Securing the store owner’s testimony was not the only additional investigation of the killing of Lloyd Hobbs undertaken by the MCCH notwithstanding the grand jury’s decision not to charge Patrolman McInerney. James Tartar continued to pursue information on the whereabouts of the items that the police officer claimed the boy had stolen and that he had recovered next to him after he was shot. An interview with ADA Price confirmed that McInerney brought the horn and socket set to the DA's office on April 1st, while a visit to the property clerk's office at police headquarters revealed that those items were not delivered there until April 8, 1935. For Tartar and Hays, the interval of almost two weeks before anyone saw those items supported the testimony of eyewitnesses that Hobbs had nothing in his hands when shot, calling into question a justification for his shooting. Getting answers about those items became part of the program for the May 18 hearing.

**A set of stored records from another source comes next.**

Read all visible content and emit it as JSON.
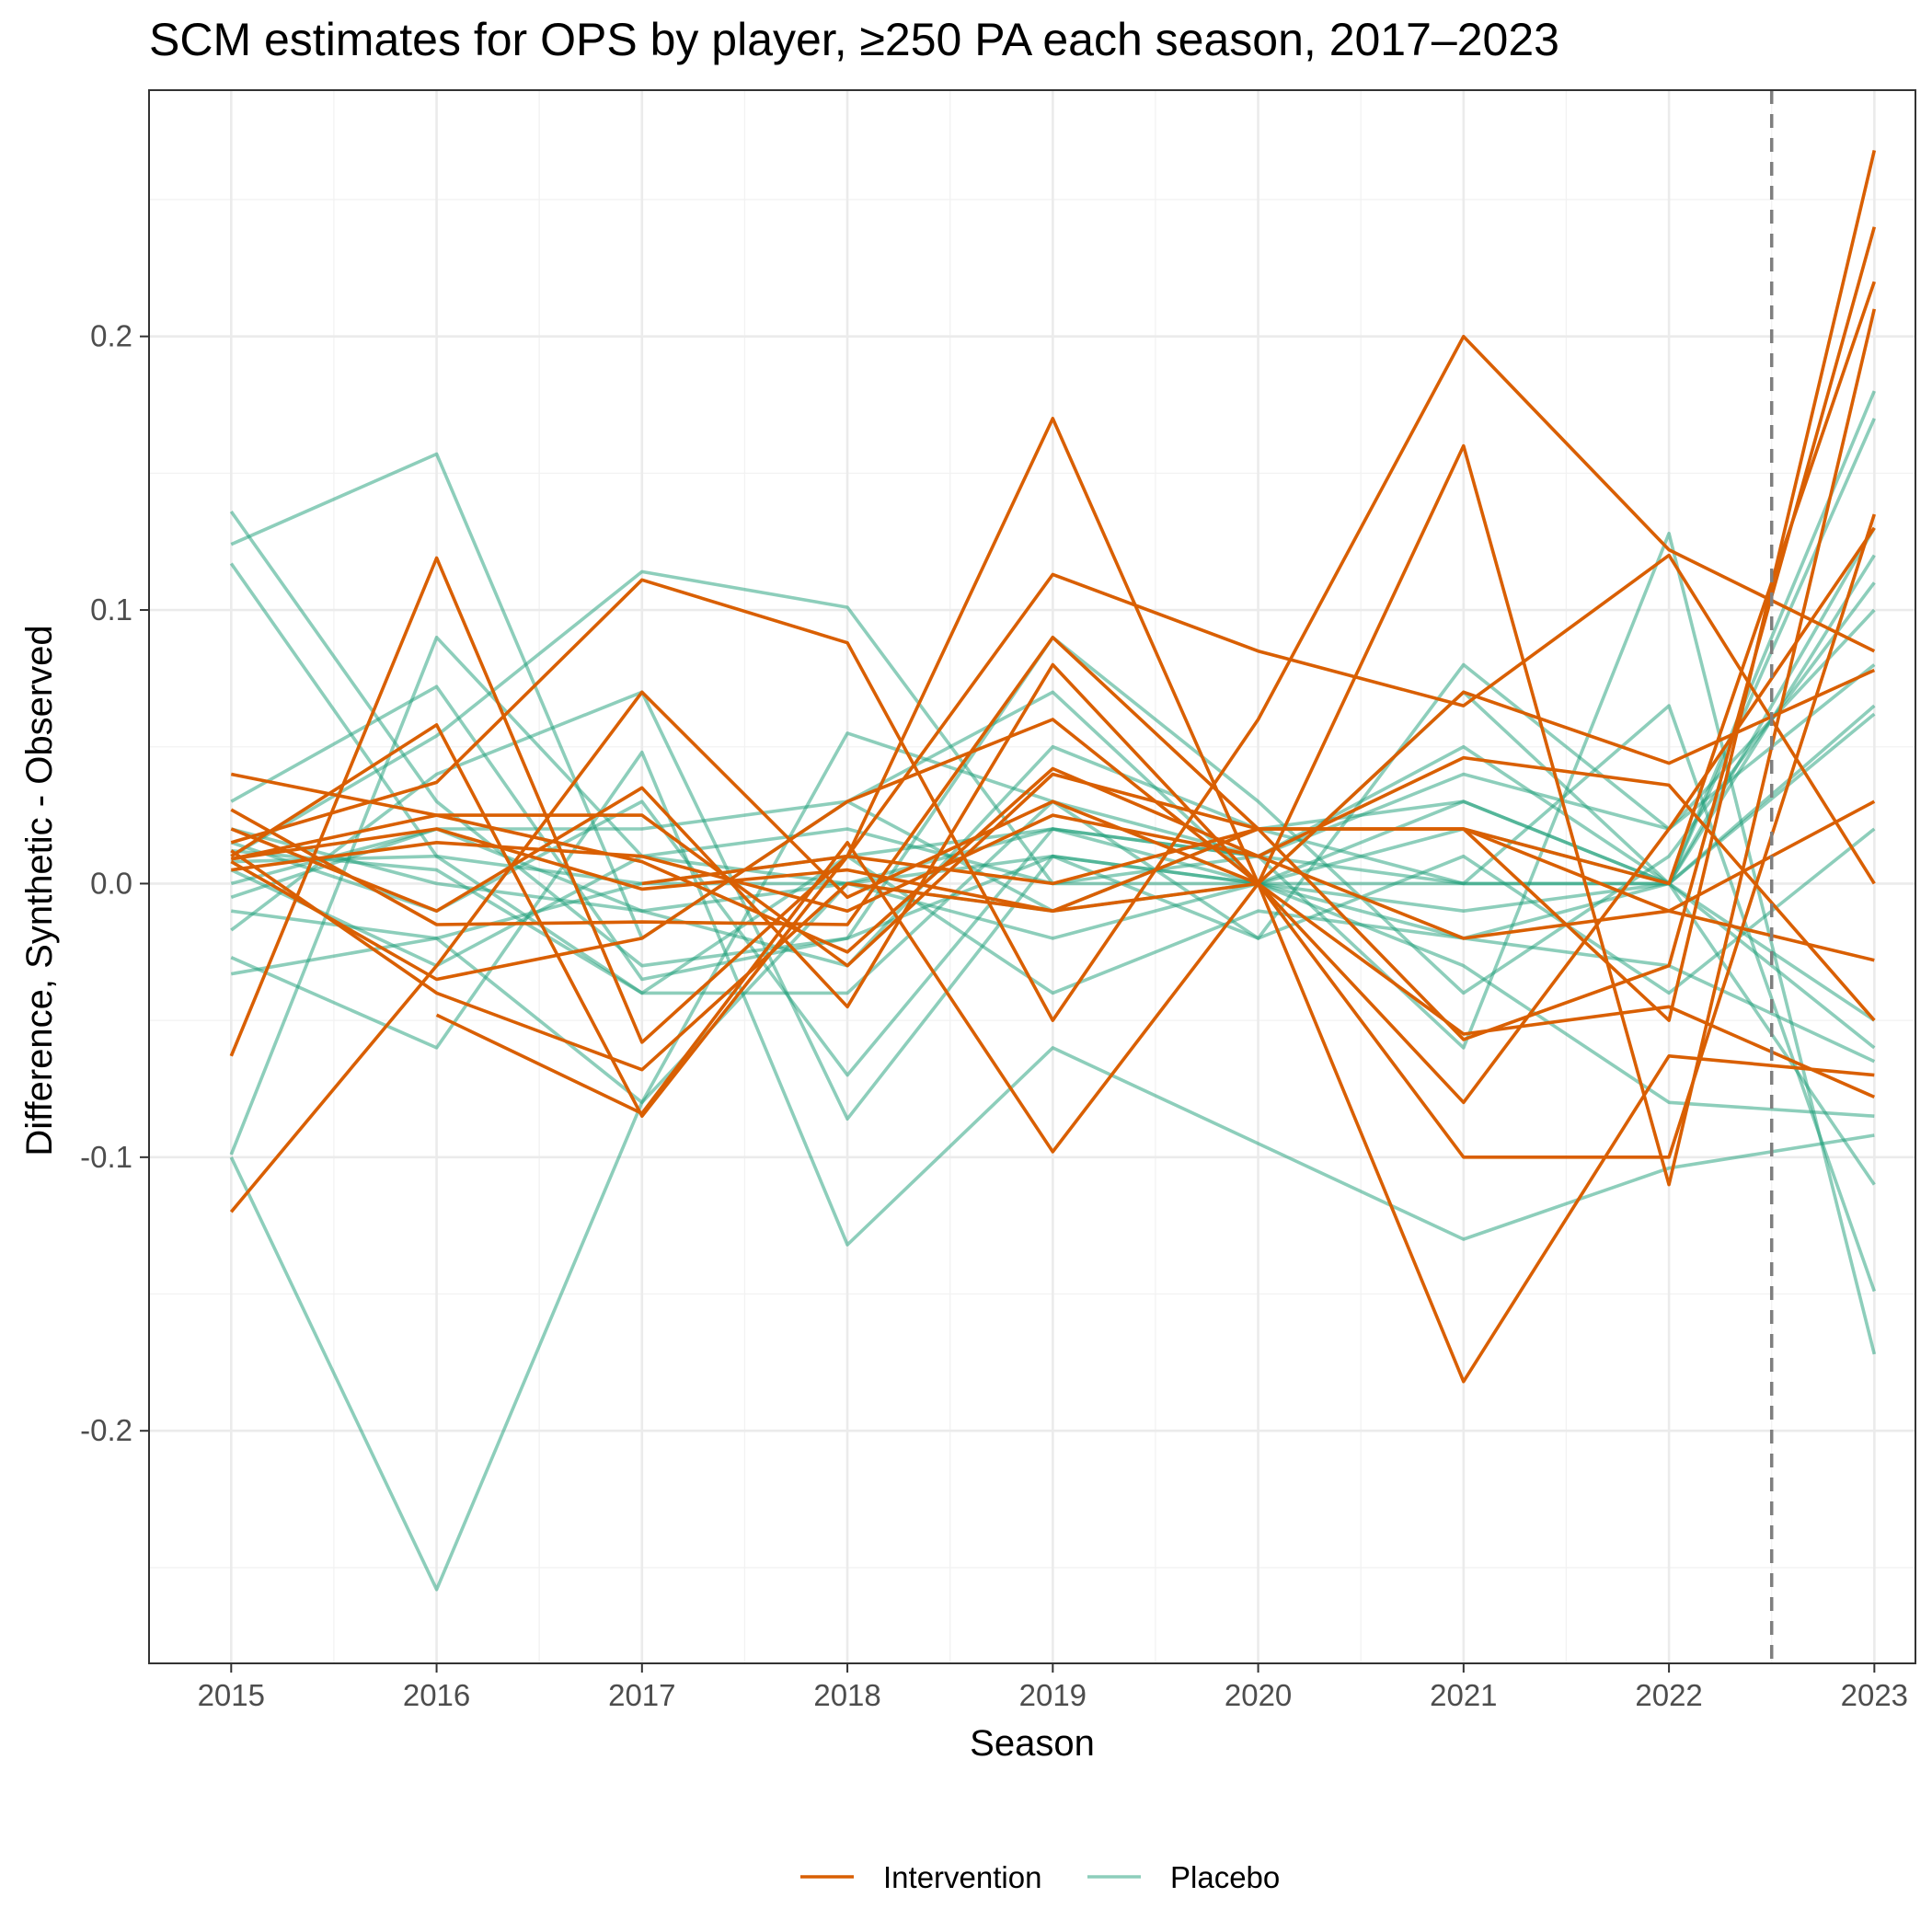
{
  "chart_data": {
    "type": "line",
    "title": "SCM estimates for OPS by player, ≥250 PA each season, 2017–2023",
    "xlabel": "Season",
    "ylabel": "Difference, Synthetic - Observed",
    "x": [
      2015,
      2016,
      2017,
      2018,
      2019,
      2020,
      2021,
      2022,
      2023
    ],
    "x_ticks": [
      "2015",
      "2016",
      "2017",
      "2018",
      "2019",
      "2020",
      "2021",
      "2022",
      "2023"
    ],
    "y_ticks": [
      {
        "value": -0.2,
        "label": "-0.2"
      },
      {
        "value": -0.1,
        "label": "-0.1"
      },
      {
        "value": 0.0,
        "label": "0.0"
      },
      {
        "value": 0.1,
        "label": "0.1"
      },
      {
        "value": 0.2,
        "label": "0.2"
      }
    ],
    "xlim": [
      2014.6,
      2023.2
    ],
    "ylim": [
      -0.285,
      0.29
    ],
    "grid": true,
    "reference_line": {
      "x": 2022.5,
      "style": "dashed"
    },
    "legend": {
      "position": "bottom",
      "entries": [
        {
          "label": "Intervention",
          "color": "#d95f02"
        },
        {
          "label": "Placebo",
          "color": "#1b9e77"
        }
      ]
    },
    "series": [
      {
        "group": "Placebo",
        "values": [
          0.136,
          0.03,
          -0.03,
          -0.02,
          0.01,
          0.0,
          -0.02,
          0.0,
          -0.05
        ]
      },
      {
        "group": "Placebo",
        "values": [
          0.124,
          0.157,
          -0.02,
          0.03,
          -0.01,
          0.02,
          0.0,
          0.0,
          0.12
        ]
      },
      {
        "group": "Placebo",
        "values": [
          0.117,
          0.01,
          -0.04,
          0.01,
          0.02,
          0.01,
          0.05,
          0.0,
          0.18
        ]
      },
      {
        "group": "Placebo",
        "values": [
          -0.1,
          -0.258,
          -0.08,
          0.0,
          -0.01,
          0.0,
          0.03,
          0.0,
          0.17
        ]
      },
      {
        "group": "Placebo",
        "values": [
          -0.099,
          0.09,
          0.01,
          0.0,
          0.02,
          0.0,
          0.02,
          0.0,
          0.13
        ]
      },
      {
        "group": "Placebo",
        "values": [
          0.03,
          0.072,
          -0.035,
          -0.02,
          0.09,
          0.03,
          -0.04,
          0.01,
          0.11
        ]
      },
      {
        "group": "Placebo",
        "values": [
          0.01,
          0.054,
          0.114,
          0.101,
          0.0,
          0.0,
          0.07,
          0.0,
          -0.06
        ]
      },
      {
        "group": "Placebo",
        "values": [
          -0.017,
          0.04,
          0.07,
          -0.086,
          0.01,
          -0.02,
          0.08,
          0.02,
          0.08
        ]
      },
      {
        "group": "Placebo",
        "values": [
          -0.027,
          -0.06,
          0.048,
          -0.132,
          -0.06,
          -0.095,
          -0.13,
          -0.104,
          -0.092
        ]
      },
      {
        "group": "Placebo",
        "values": [
          -0.033,
          -0.02,
          -0.08,
          0.055,
          0.03,
          0.01,
          -0.06,
          0.128,
          -0.172
        ]
      },
      {
        "group": "Placebo",
        "values": [
          0.0,
          0.02,
          0.02,
          0.03,
          0.07,
          0.0,
          0.0,
          0.065,
          -0.149
        ]
      },
      {
        "group": "Placebo",
        "values": [
          0.008,
          0.01,
          0.0,
          0.0,
          -0.02,
          0.0,
          -0.01,
          0.0,
          0.062
        ]
      },
      {
        "group": "Placebo",
        "values": [
          0.02,
          0.0,
          -0.01,
          -0.03,
          0.05,
          0.02,
          0.03,
          0.0,
          0.065
        ]
      },
      {
        "group": "Placebo",
        "values": [
          -0.01,
          -0.02,
          0.0,
          0.01,
          -0.04,
          -0.01,
          -0.02,
          -0.03,
          -0.065
        ]
      },
      {
        "group": "Placebo",
        "values": [
          0.005,
          -0.03,
          0.01,
          0.02,
          0.0,
          0.01,
          0.0,
          0.0,
          -0.11
        ]
      },
      {
        "group": "Placebo",
        "values": [
          0.012,
          0.005,
          -0.04,
          -0.04,
          0.03,
          -0.02,
          0.01,
          -0.04,
          0.02
        ]
      },
      {
        "group": "Placebo",
        "values": [
          -0.005,
          0.02,
          -0.01,
          0.0,
          0.01,
          0.0,
          -0.03,
          -0.08,
          -0.085
        ]
      },
      {
        "group": "Placebo",
        "values": [
          0.015,
          -0.01,
          0.03,
          -0.07,
          0.02,
          0.01,
          0.04,
          0.02,
          0.1
        ]
      },
      {
        "group": "Intervention",
        "values": [
          0.04,
          0.025,
          0.025,
          -0.03,
          0.04,
          0.02,
          0.02,
          -0.05,
          0.268
        ]
      },
      {
        "group": "Intervention",
        "values": [
          0.027,
          -0.015,
          -0.014,
          -0.015,
          0.09,
          0.02,
          -0.057,
          -0.03,
          0.24
        ]
      },
      {
        "group": "Intervention",
        "values": [
          -0.063,
          0.119,
          -0.058,
          0.01,
          0.0,
          0.02,
          0.02,
          0.0,
          0.22
        ]
      },
      {
        "group": "Intervention",
        "values": [
          0.01,
          0.058,
          -0.085,
          0.01,
          0.17,
          0.0,
          0.16,
          -0.11,
          0.21
        ]
      },
      {
        "group": "Intervention",
        "values": [
          0.015,
          0.037,
          0.111,
          0.088,
          -0.05,
          0.06,
          0.2,
          0.122,
          0.085
        ]
      },
      {
        "group": "Intervention",
        "values": [
          -0.12,
          -0.03,
          0.07,
          -0.005,
          0.03,
          0.0,
          -0.08,
          0.02,
          0.13
        ]
      },
      {
        "group": "Intervention",
        "values": [
          0.008,
          -0.035,
          -0.02,
          0.03,
          0.06,
          0.0,
          0.07,
          0.044,
          0.078
        ]
      },
      {
        "group": "Intervention",
        "values": [
          0.012,
          -0.04,
          -0.068,
          0.0,
          -0.01,
          0.0,
          -0.1,
          -0.1,
          0.135
        ]
      },
      {
        "group": "Intervention",
        "values": [
          0.02,
          -0.01,
          0.035,
          -0.045,
          0.08,
          0.0,
          -0.055,
          -0.045,
          -0.078
        ]
      },
      {
        "group": "Intervention",
        "values": [
          null,
          -0.048,
          -0.084,
          0.015,
          -0.098,
          0.0,
          -0.182,
          -0.063,
          -0.07
        ]
      },
      {
        "group": "Intervention",
        "values": [
          null,
          null,
          0.0,
          0.01,
          0.113,
          0.085,
          0.065,
          0.12,
          0.0
        ]
      },
      {
        "group": "Intervention",
        "values": [
          0.009,
          0.025,
          0.008,
          -0.025,
          0.042,
          0.01,
          0.046,
          0.036,
          -0.05
        ]
      },
      {
        "group": "Intervention",
        "values": [
          0.009,
          0.02,
          -0.002,
          0.005,
          -0.01,
          0.02,
          0.02,
          -0.01,
          0.03
        ]
      },
      {
        "group": "Intervention",
        "values": [
          0.005,
          0.015,
          0.01,
          -0.01,
          0.025,
          0.01,
          -0.02,
          -0.01,
          -0.028
        ]
      }
    ]
  }
}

Three additional witnesses to McInerney shooting Hobbs were also located. Just how is not clear. Tartar claimed credit, somewhat obliquely, although there are no documents related to those witnesses in the MCCH files. "Your investigator,” he wrote in a narrative report of his investigation, “feeling that the case was of such great importance as an example to show how the citizens of Harlem are murdered by police officers and then charged with having committed a crime in order to justify the officer's act, sought to gather more witnesses if there were any." He found four. However, a man called Clarence Wilson would testify that he had been sent by a member of the MCCH to Lawyer Hobbs, the boy’s father, for the addresses of three witnesses. Wilson found the fourth witness when he went to bring those men to the hearing. Those men likely had either approached the Hobbs family, as the three other eyewitnesses had, or been found by them. The boy’s death clearly continued to loom large in the Harlem community’s view of the disorder.
Gathering that information about the events of the disorder took place alongside continued investigation of police brutality and mistreatment. Robert Patterson appeared at the MCCH offices on May 11 to complain that police forced their way into his home and arrested him on the basis of an anonymous complaint on May 5. Charles Romney, who had played a prominent role questioning witnesses, asked to testify about being a victim of brutality. So did James Middleton. The MCCH appeared to no longer be cooperating with Communists groups in investigating cases. Two men and a woman affiliated with Communist groups, Cyril Briggs, “Mr Campbell” and Ethel Lewis, would testify about police breaking up mixed race groups, but came from the audience to do so rather than being on the program.
Surprisingly given the earlier reports that the MCCH had been overwhelmed by complaints of brutality, Hays told the MCCH meeting on May 14 that the upcoming hearing on police brutality would be the last "for some time as he did not have any more material." While he left the door open for hearings at a later date if he had accumulated sufficient cases, on May 28, he would tell the other MCCH members that "he did not see the necessity" for the subcommittee on crime to hold any further hearings. That the investigations of the events of the disorder and of police brutality had not only become intertwined but also ended at the same time likely contributed to Hays' decision to include them both in a single report, notwithstanding his original vision of them as separate topics.